Da aus den vorliegenden Angaben keine größeren Veränderungen des Anlagenbestands hervorgehen, dürfte ein erheblicher Teil dieses Rückgangs auf planmäßige Abschreibungen zurückzuführen sein. Die genaue Höhe der Abschreibungen lässt sich aus den veröffentlichten Angaben allerdings nicht sicher bestimmen.

Gerade dieser Punkt ist für Anleger wichtig.

Ein sinkender Anlagenbuchwert ist bei einem Windpark zunächst völlig normal und bedeutet nicht, dass der wirtschaftliche Wert im gleichen Umfang zurückgeht. Entscheidend ist vielmehr, wie viele Jahre die vier Anlagen technisch und wirtschaftlich noch Strom produzieren können.

Die Restlebensdauer wird zur entscheidenden Anlegerfrage

Damit rückt eine Frage immer stärker in den Mittelpunkt: Wie lange können die Anlagen noch wirtschaftlich betrieben werden?

Bei einem weitgehend entschuldeten Windpark kann eine längere technische Restlaufzeit ausgesprochen wertvoll sein. Fallen große Teile des bisherigen Kapitaldienstes weg, kann ein größerer Anteil des operativen Cashflows grundsätzlich für Rücklagen, Investitionen oder Ausschüttungen zur Verfügung stehen.

Umgekehrt können ältere Anlagen höhere Wartungs- und Reparaturkosten verursachen. Größere Komponentenschäden können erhebliche Investitionen notwendig machen.

Der Jahresabschluss enthält keine detaillierten Angaben über technischen Zustand, erwartete Restlaufzeit, größere geplante Reparaturen oder mögliche Repowering-Überlegungen.

Genau diese Informationen wären für eine langfristige Anlegerbewertung besonders wertvoll.

Rückstellungen steigen kräftig

Nicht übersehen werden sollte zudem der deutliche Anstieg der Rückstellungen.

Diese erhöhten sich von rund 378.000 Euro auf 463.000 Euro – ein Plus von knapp 85.000 Euro beziehungsweise rund 22 Prozent.

Der Anhang erklärt allgemein, dass sonstige Rückstellungen für ungewisse Verbindlichkeiten gebildet und dabei erkennbare Risiken berücksichtigt wurden. Eine detaillierte Aufschlüsselung der Rückstellungen fehlt jedoch.

Für Anleger wäre gerade bei einem Windpark interessant zu wissen, welcher Anteil beispielsweise auf Rückbauverpflichtungen, ausstehende Rechnungen oder andere Risiken entfällt.

Finanzanlagen von mehr als einer Million Euro

Eine weitere auffällige Bilanzposition sind die Finanzanlagen von 1,077 Millionen Euro. Ihr Wert blieb gegenüber dem Vorjahr unverändert.

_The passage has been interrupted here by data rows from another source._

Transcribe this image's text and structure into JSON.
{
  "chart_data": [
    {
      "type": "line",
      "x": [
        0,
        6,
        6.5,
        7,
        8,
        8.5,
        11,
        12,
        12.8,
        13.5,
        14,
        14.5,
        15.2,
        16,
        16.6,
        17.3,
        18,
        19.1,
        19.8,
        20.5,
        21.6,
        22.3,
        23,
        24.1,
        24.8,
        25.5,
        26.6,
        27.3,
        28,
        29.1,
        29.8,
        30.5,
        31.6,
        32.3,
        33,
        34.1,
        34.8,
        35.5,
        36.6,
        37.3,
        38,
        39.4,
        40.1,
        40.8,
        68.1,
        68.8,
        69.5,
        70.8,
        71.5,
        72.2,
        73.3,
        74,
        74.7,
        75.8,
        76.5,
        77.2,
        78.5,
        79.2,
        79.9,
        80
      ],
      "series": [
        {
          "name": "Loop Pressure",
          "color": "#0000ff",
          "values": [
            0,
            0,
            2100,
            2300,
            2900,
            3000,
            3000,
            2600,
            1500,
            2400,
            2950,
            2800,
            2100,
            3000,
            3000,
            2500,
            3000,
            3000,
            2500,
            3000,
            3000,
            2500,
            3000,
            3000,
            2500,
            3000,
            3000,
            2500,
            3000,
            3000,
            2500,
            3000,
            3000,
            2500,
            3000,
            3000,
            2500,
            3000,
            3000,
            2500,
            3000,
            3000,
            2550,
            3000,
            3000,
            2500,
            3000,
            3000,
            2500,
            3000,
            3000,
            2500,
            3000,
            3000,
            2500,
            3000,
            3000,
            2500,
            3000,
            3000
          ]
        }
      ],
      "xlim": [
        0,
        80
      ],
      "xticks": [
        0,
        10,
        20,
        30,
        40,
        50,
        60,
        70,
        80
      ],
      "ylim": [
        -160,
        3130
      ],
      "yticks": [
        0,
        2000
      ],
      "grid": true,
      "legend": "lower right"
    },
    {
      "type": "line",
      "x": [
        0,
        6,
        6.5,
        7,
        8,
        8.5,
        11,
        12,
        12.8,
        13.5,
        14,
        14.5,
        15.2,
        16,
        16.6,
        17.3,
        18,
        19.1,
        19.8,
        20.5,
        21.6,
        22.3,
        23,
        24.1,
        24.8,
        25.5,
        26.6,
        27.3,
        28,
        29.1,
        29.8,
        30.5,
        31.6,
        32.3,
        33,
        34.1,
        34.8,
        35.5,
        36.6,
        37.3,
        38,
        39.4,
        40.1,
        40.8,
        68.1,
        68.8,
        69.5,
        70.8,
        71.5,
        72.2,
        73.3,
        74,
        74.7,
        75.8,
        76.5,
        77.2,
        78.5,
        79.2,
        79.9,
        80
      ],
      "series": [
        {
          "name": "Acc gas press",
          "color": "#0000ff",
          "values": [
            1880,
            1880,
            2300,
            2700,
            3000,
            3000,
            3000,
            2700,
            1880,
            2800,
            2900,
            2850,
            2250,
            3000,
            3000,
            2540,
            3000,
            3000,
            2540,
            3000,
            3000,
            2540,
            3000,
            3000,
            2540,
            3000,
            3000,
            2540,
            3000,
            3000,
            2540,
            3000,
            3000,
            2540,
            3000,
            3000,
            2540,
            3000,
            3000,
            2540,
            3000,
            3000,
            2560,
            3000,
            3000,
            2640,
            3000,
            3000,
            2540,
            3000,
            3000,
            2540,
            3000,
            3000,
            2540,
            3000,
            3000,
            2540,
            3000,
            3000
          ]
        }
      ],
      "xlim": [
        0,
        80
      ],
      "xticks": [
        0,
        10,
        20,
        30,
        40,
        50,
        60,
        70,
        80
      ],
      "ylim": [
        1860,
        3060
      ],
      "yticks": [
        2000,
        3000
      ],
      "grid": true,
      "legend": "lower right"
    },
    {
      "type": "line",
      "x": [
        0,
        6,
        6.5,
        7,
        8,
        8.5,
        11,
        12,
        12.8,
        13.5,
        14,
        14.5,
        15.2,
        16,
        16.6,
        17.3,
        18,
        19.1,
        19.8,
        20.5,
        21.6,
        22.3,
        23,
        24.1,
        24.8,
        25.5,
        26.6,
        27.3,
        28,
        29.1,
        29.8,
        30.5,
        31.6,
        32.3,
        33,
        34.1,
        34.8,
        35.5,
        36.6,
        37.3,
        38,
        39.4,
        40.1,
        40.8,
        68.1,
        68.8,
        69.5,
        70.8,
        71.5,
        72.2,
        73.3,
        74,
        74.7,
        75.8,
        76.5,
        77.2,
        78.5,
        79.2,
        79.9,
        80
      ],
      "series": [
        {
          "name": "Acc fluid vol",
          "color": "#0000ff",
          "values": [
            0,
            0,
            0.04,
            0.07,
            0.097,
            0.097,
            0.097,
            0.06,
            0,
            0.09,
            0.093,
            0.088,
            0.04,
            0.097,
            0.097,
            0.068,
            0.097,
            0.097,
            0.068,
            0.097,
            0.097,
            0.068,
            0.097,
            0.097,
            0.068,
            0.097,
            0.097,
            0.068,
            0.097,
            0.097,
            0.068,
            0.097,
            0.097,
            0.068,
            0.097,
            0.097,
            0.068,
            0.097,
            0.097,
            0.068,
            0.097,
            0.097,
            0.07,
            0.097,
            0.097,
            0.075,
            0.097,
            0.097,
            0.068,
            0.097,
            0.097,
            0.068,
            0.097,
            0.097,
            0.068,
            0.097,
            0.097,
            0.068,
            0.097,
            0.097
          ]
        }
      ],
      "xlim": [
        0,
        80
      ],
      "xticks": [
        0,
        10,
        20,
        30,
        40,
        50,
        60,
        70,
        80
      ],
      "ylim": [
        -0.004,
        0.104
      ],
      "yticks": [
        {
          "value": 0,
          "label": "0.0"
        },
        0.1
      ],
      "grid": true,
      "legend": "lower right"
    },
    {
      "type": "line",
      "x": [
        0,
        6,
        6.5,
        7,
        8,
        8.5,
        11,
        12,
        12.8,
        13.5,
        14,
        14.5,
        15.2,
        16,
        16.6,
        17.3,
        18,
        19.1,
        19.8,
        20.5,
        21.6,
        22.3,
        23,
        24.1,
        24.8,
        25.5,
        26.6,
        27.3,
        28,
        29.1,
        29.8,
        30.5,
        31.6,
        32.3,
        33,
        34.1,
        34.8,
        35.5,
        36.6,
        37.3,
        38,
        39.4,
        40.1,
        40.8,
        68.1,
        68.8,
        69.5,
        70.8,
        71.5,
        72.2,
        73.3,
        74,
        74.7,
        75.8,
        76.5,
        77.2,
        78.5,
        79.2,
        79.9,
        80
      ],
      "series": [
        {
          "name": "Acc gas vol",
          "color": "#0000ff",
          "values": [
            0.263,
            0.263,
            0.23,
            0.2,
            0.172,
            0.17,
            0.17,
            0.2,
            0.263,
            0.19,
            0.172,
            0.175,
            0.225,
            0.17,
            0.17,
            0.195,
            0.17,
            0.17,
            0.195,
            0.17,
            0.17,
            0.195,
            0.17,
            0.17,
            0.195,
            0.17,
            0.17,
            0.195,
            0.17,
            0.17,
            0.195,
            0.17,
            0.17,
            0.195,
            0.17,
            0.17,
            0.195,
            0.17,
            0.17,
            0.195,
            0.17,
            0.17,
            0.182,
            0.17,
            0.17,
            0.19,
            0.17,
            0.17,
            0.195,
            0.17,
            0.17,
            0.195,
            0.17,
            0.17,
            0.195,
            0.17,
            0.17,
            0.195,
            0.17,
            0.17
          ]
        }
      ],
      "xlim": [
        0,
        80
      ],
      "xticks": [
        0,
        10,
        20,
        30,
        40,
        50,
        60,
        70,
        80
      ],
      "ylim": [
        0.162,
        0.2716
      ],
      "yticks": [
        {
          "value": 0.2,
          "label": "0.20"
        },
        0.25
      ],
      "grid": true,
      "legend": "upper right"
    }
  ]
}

Der Anhang nennt als mögliche Kategorien Beteiligungen, Anteile an verbundenen Unternehmen und sonstige Wertpapiere, liefert in den vorliegenden Angaben jedoch keine konkrete Aufschlüsselung dieser 1,077 Millionen Euro.

Das ist durchaus relevant: Die Finanzanlagen entsprechen rund 19 Prozent der gesamten Bilanzsumme und rund 41 Prozent des ausgewiesenen Eigenkapitals.

Für eine vollständige wirtschaftliche Bewertung wäre deshalb interessant, woraus diese Finanzanlagen konkret bestehen und welchen wirtschaftlichen Beitrag sie leisten.

Eine interessante Kombination

Unter dem Strich fällt die Bilanzentwicklung 2025 vor allem durch eine ungewöhnlich positive Kombination auf:

Die Verbindlichkeiten sinken um rund 775.000 Euro, während die Bankguthaben gleichzeitig um rund 329.000 Euro steigen.

Zusammengenommen verbessert sich die rechnerische Netto-Liquiditätsposition gegenüber den ausgewiesenen Verbindlichkeiten damit innerhalb eines Jahres um mehr als 1,1 Millionen Euro.

Das ist eine erhebliche Veränderung innerhalb von zwölf Monaten.

Sie spricht dafür, dass der Blick allein auf die schrumpfende Bilanzsumme zu kurz greifen würde. Die Bilanz wird kleiner, gleichzeitig nimmt die Verschuldung deutlich ab und die Liquiditätsposition verbessert sich.